City listens to public's views on cuts, tax hike
By Kenneth Fine
Published in News on May 18, 2010 1:46 PM
Members of the Goldsboro City Council listen to comments during a public hearing Monday night on the city's proposed budget for 2010-2011. From left are Mayor Al King, Mayor Pro Tem Chuck Allen, the Rev. Charles Williams and Jackie Warrick.
The majority of those who addressed the Goldsboro City Council Monday evening were cordial -- thanking the board for its "hard work" and years of support for local organizations who rely heavily on allocations from the city and county governments to survive.
But one city resident took aim at City Manager Joe Huffman during a public hearing on his proposed 2010-11 budget, calling for the end of what he called "wasteful spending" and unnecessary increases in tax and service rates.
Johnnie McKoy said it was "sad" that while working families are struggling to keep their homes, the city government is talking about placing additional burdens on them in the form of a proposed 5-cent tax increase, 15 percent water rate increase and 5 percent sewer rate increase.
"I know in my home, things that we did last year, we don't do this year, and it's a sad situation to ride around Goldsboro, seeing people's homes being foreclosed, people out of work, people walking the street who can't find jobs. We're still cutting back on our budgets at our homes in order to try to make ends meet," he said. "But it appears that some of the thinking in the upper echelon is not in tune with the thinking of working families. ... If we, as citizens of this city, can trim our budgets and cut back and do without some things even though we want them, I think that the city needs to be in tune and do the same thing.
"I think that (Huffman) needs to learn how to use and budget what we have, or maybe we need to get another city manager. ... We need people in positions who can run the house. If we can skim and do without, I think you all need to get in line with us. ... We are all struggling and I don't think it's right for the citizens to struggle and the city not to. We don't need no rich city."
McKoy was one of only about a half-dozen people who spoke during the public hearing -- dozens were on hand, but most showed up to support the person speaking on behalf of whichever organization they were a part of.
And he was one of only a few who spoke from the perspective of a citizen.
Most of the others came to talk about their organizations, how the proposed 20 percent reduction in funding for them would impact those they serve.
Like Jane Rustin, who spoke on behalf of the Wayne County Museum.
"Most of our revenue comes from the city and the county," she said.
So a 20 percent reduction, she said, would be a significant blow to the group's $40,000 operating budget.
"It doesn't sound like a lot, but when you think of a budget of $40,000, that's a whopping 6 percent of that very meager budget," she said.
WATCH medical director Dr.

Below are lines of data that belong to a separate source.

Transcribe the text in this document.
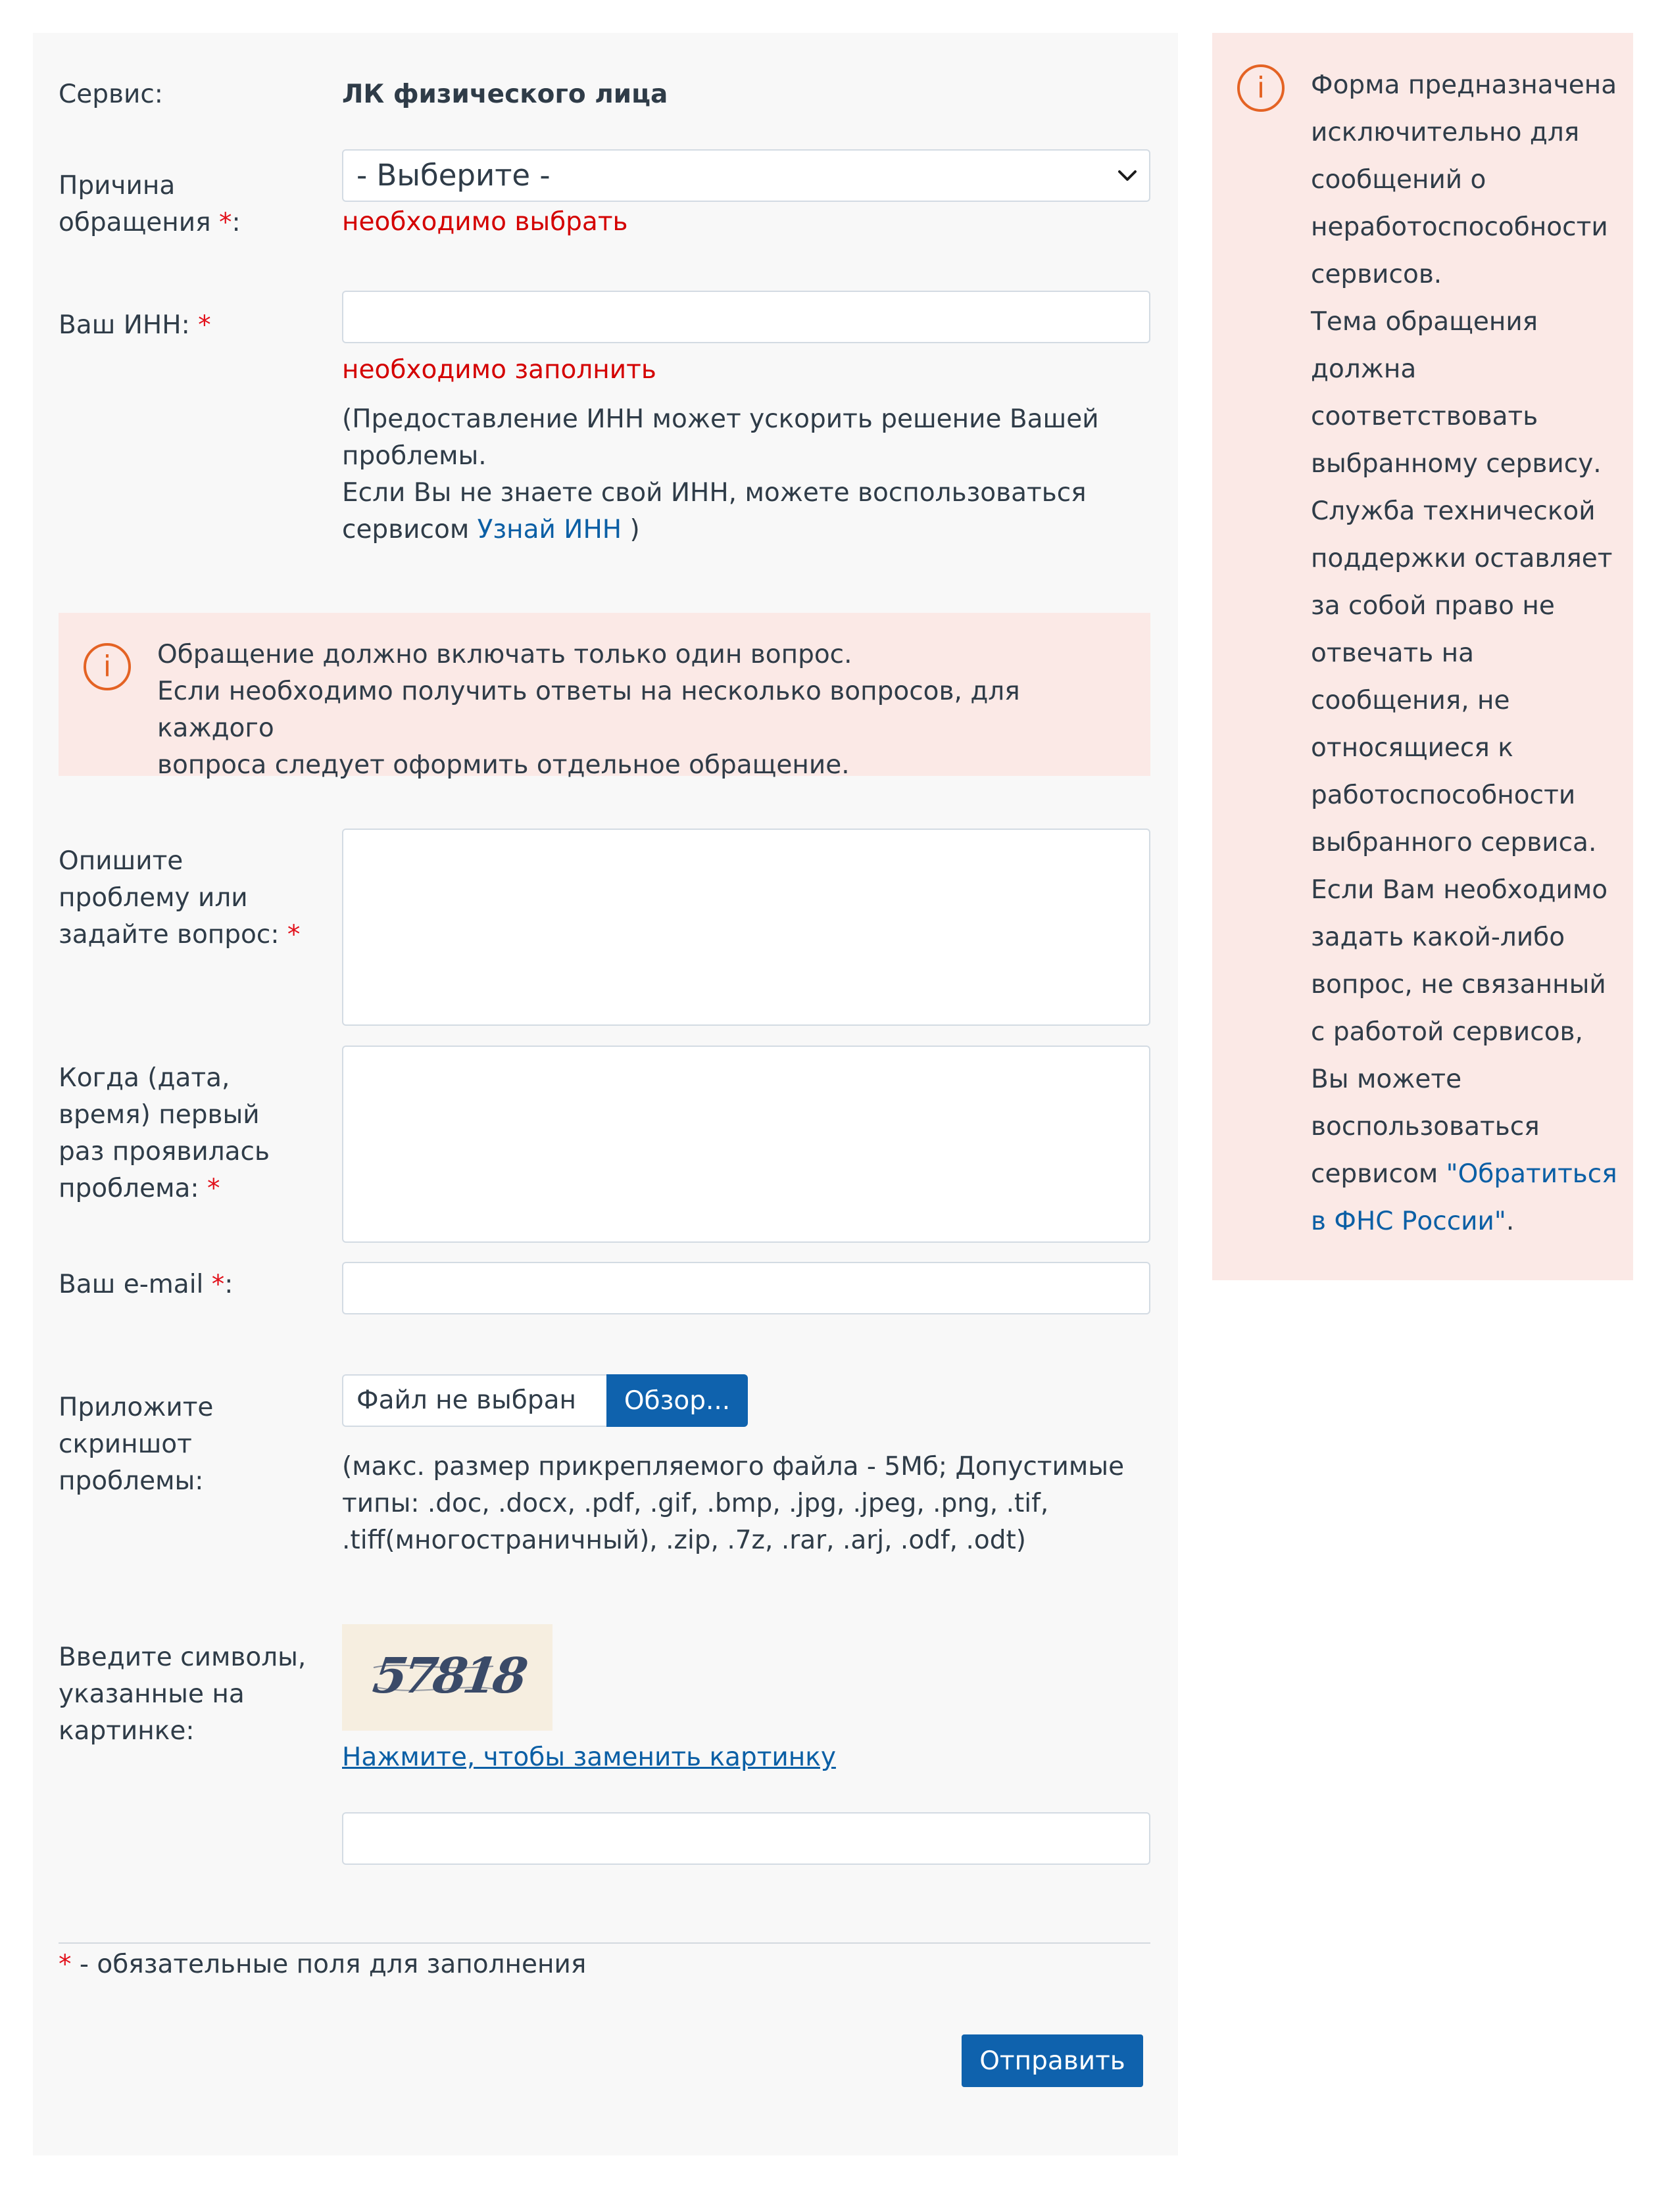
Сервис:	ЛК физического лица
Причина
обращения *:
- Выберите -
необходимо выбрать
Ваш ИНН: *
необходимо заполнить
(Предоставление ИНН может ускорить решение Вашей
проблемы.
Если Вы не знаете свой ИНН, можете воспользоваться
сервисом Узнай ИНН )
i	Обращение должно включать только один вопрос.
Если необходимо получить ответы на несколько вопросов, для каждого
вопроса следует оформить отдельное обращение.
Опишите
проблему или
задайте вопрос: *
Когда (дата,
время) первый
раз проявилась
проблема: *
Ваш e-mail *:
Приложите
скриншот
проблемы:
Файл не выбран	Обзор...
(макс. размер прикрепляемого файла - 5Мб; Допустимые
типы: .doc, .docx, .pdf, .gif, .bmp, .jpg, .jpeg, .png, .tif,
.tiff(многостраничный), .zip, .7z, .rar, .arj, .odf, .odt)
Введите символы,
указанные на
картинке:
57818
Нажмите, чтобы заменить картинку
* - обязательные поля для заполнения
Отправить
i	Форма предназначена
исключительно для
сообщений о
неработоспособности
сервисов.
Тема обращения
должна
соответствовать
выбранному сервису.
Служба технической
поддержки оставляет
за собой право не
отвечать на
сообщения, не
относящиеся к
работоспособности
выбранного сервиса.
Если Вам необходимо
задать какой-либо
вопрос, не связанный
с работой сервисов,
Вы можете
воспользоваться
сервисом "Обратиться
в ФНС России".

Clark Gaither also addressed the board -- the group asked for $30,000 and, under the proposed budget, would only receive $16,000.

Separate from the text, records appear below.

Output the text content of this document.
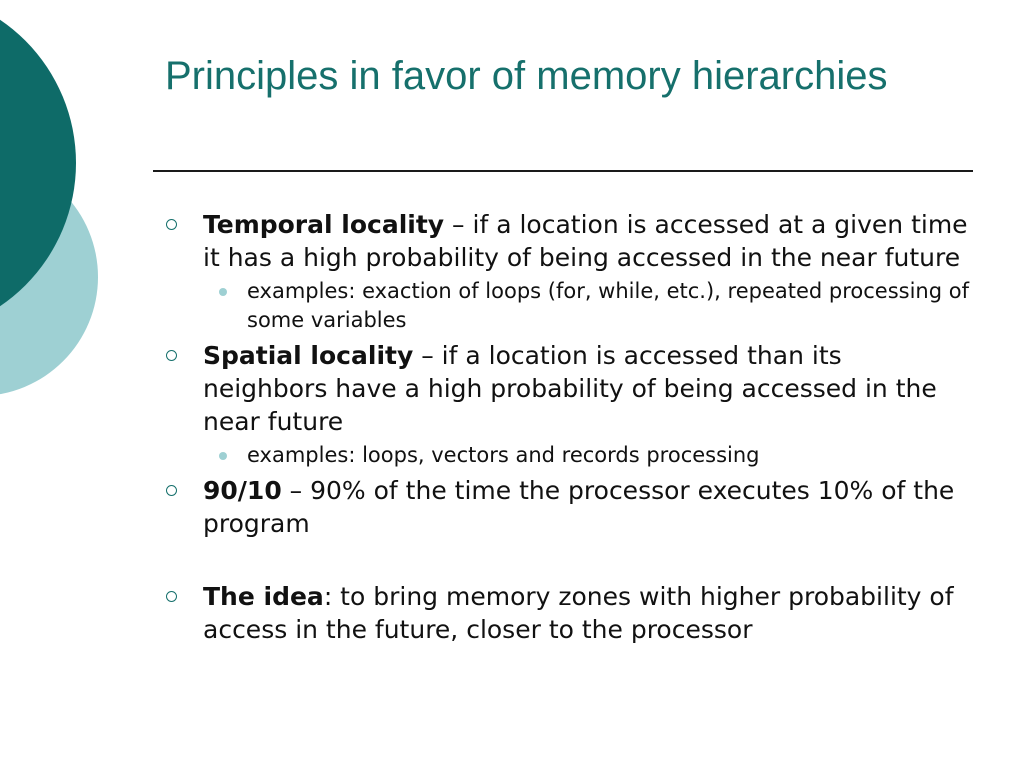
Principles in favor of memory hierarchies
Temporal locality – if a location is accessed at a given time it has a high probability of being accessed in the near future
examples: exaction of loops (for, while, etc.), repeated processing of some variables
Spatial locality – if a location is accessed than its neighbors have a high probability of being accessed in the near future
examples: loops, vectors and records processing
90/10 – 90% of the time the processor executes 10% of the program
The idea: to bring memory zones with higher probability of access in the future, closer to the processor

"I'm here tonight to make a case for the balance," he said.
He talked about the positive impact WATCH has had on the community -- how residents who might otherwise go without have received the care and medicine they need because of the program.

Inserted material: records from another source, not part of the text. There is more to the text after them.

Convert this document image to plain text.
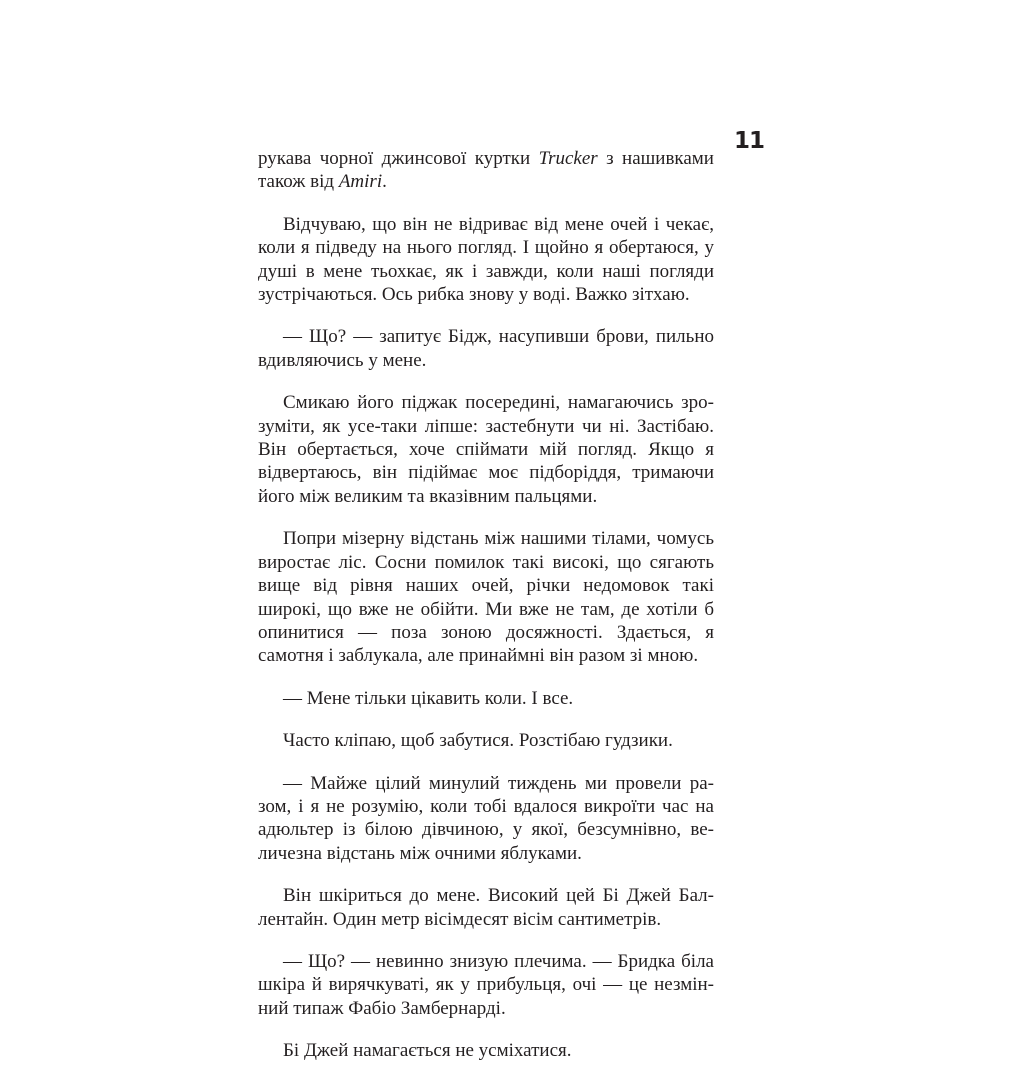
11

рукава чорної джинсової куртки Trucker з нашивками також від Amiri.

Відчуваю, що він не відриває від мене очей і чекає, коли я підведу на нього погляд. І щойно я обертаюся, у душі в мене тьохкає, як і завжди, коли наші погляди зустрічаються. Ось рибка знову у воді. Важко зітхаю.

— Що? — запитує Бідж, насупивши брови, пильно вдивляючись у мене.

Смикаю його піджак посередині, намагаючись зрозуміти, як усе-таки ліпше: застебнути чи ні. Застібаю. Він обертається, хоче спіймати мій погляд. Якщо я відвертаюсь, він підіймає моє підборіддя, тримаючи його між великим та вказівним пальцями.

Попри мізерну відстань між нашими тілами, чомусь виростає ліс. Сосни помилок такі високі, що сягають вище від рівня наших очей, річки недомовок такі широкі, що вже не обійти. Ми вже не там, де хотіли б опинитися — поза зоною досяжності. Здається, я самотня і заблукала, але принаймні він разом зі мною.

— Мене тільки цікавить коли. І все.

Часто кліпаю, щоб забутися. Розстібаю гудзики.

— Майже цілий минулий тиждень ми провели разом, і я не розумію, коли тобі вдалося викроїти час на адюльтер із білою дівчиною, у якої, безсумнівно, величезна відстань між очними яблуками.

Він шкіриться до мене. Високий цей Бі Джей Баллентайн. Один метр вісімдесят вісім сантиметрів.

— Що? — невинно знизую плечима. — Бридка біла шкіра й вирячкуваті, як у прибульця, очі — це незмінний типаж Фабіо Замбернарді.

Бі Джей намагається не усміхатися.
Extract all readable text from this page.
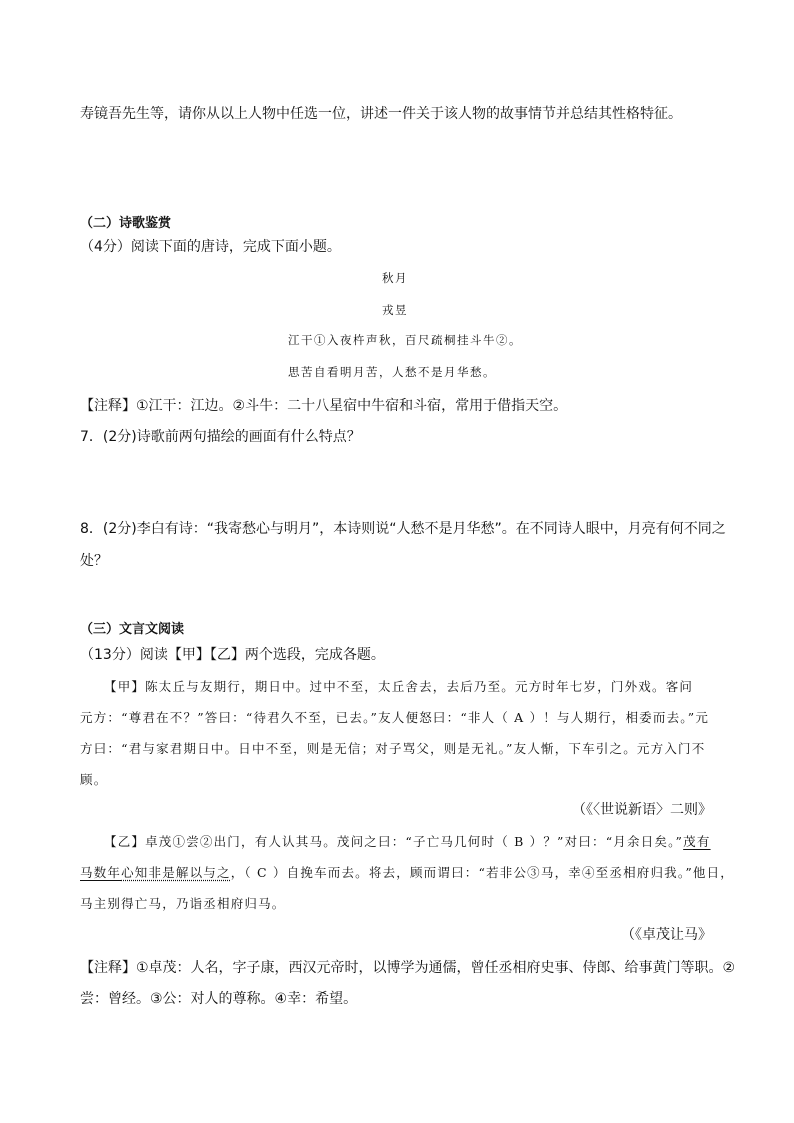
寿镜吾先生等，请你从以上人物中任选一位，讲述一件关于该人物的故事情节并总结其性格特征。
（二）诗歌鉴赏
（4分）阅读下面的唐诗，完成下面小题。
秋月
戎昱
江干①入夜杵声秋，百尺疏桐挂斗牛②。
思苦自看明月苦，人愁不是月华愁。
【注释】①江干：江边。②斗牛：二十八星宿中牛宿和斗宿，常用于借指天空。
7．(2分)诗歌前两句描绘的画面有什么特点？
8．(2分)李白有诗：“我寄愁心与明月”，本诗则说“人愁不是月华愁”。在不同诗人眼中，月亮有何不同之
处？
（三）文言文阅读
（13分）阅读【甲】【乙】两个选段，完成各题。
【甲】陈太丘与友期行，期日中。过中不至，太丘舍去，去后乃至。元方时年七岁，门外戏。客问
元方：“尊君在不？”答曰：“待君久不至，已去。”友人便怒曰：“非人（ A ）！与人期行，相委而去。”元
方曰：“君与家君期日中。日中不至，则是无信；对子骂父，则是无礼。”友人惭，下车引之。元方入门不
顾。
（《〈世说新语〉二则》
【乙】卓茂①尝②出门，有人认其马。茂问之曰：“子亡马几何时（ B ）？”对曰：“月余日矣。”茂有
马数年心知非是解以与之，（ C ）自挽车而去。将去，顾而谓曰：“若非公③马，幸④至丞相府归我。”他日，
马主别得亡马，乃诣丞相府归马。
（《卓茂让马》
【注释】①卓茂：人名，字子康，西汉元帝时，以博学为通儒，曾任丞相府史事、侍郎、给事黄门等职。②
尝：曾经。③公：对人的尊称。④幸：希望。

And with the opening of a second freestanding clinic over the past year, "in many respects, our workload has doubled," he said.
"So if there is any way possible ... we would respectfully request the balance," Gaither said.
Others also took a few minutes to explain to the council what their organizations do with allocations from the city government -- like Arts Council of Wayne County executive director Sarah Merritt and Boys and Girls Clubs director Mary Ann Dudley.
And then, after nearly an hour, the public hearing was closed.
But that didn't stop Mayor Al King from offering his thoughts on some of the things that had been said to the board, most notably, the comment made by McKoy about the potential need to replace the city manager.
"A lot of people have approached me about what the city manager wants to do. ... So let me make this clear. This council decides. That is what our job is. The city manager recommends," he said. "I know what this man does ... and I could never do it because I wouldn't sit and listen to this garbage."
No formal decision was made on Huffman's recommendation, as he was asked last week to come up with a version of the budget that does not include a tax increase, a plan will be revealed during the council's next budget work session, scheduled for May 26 at 9 a.m.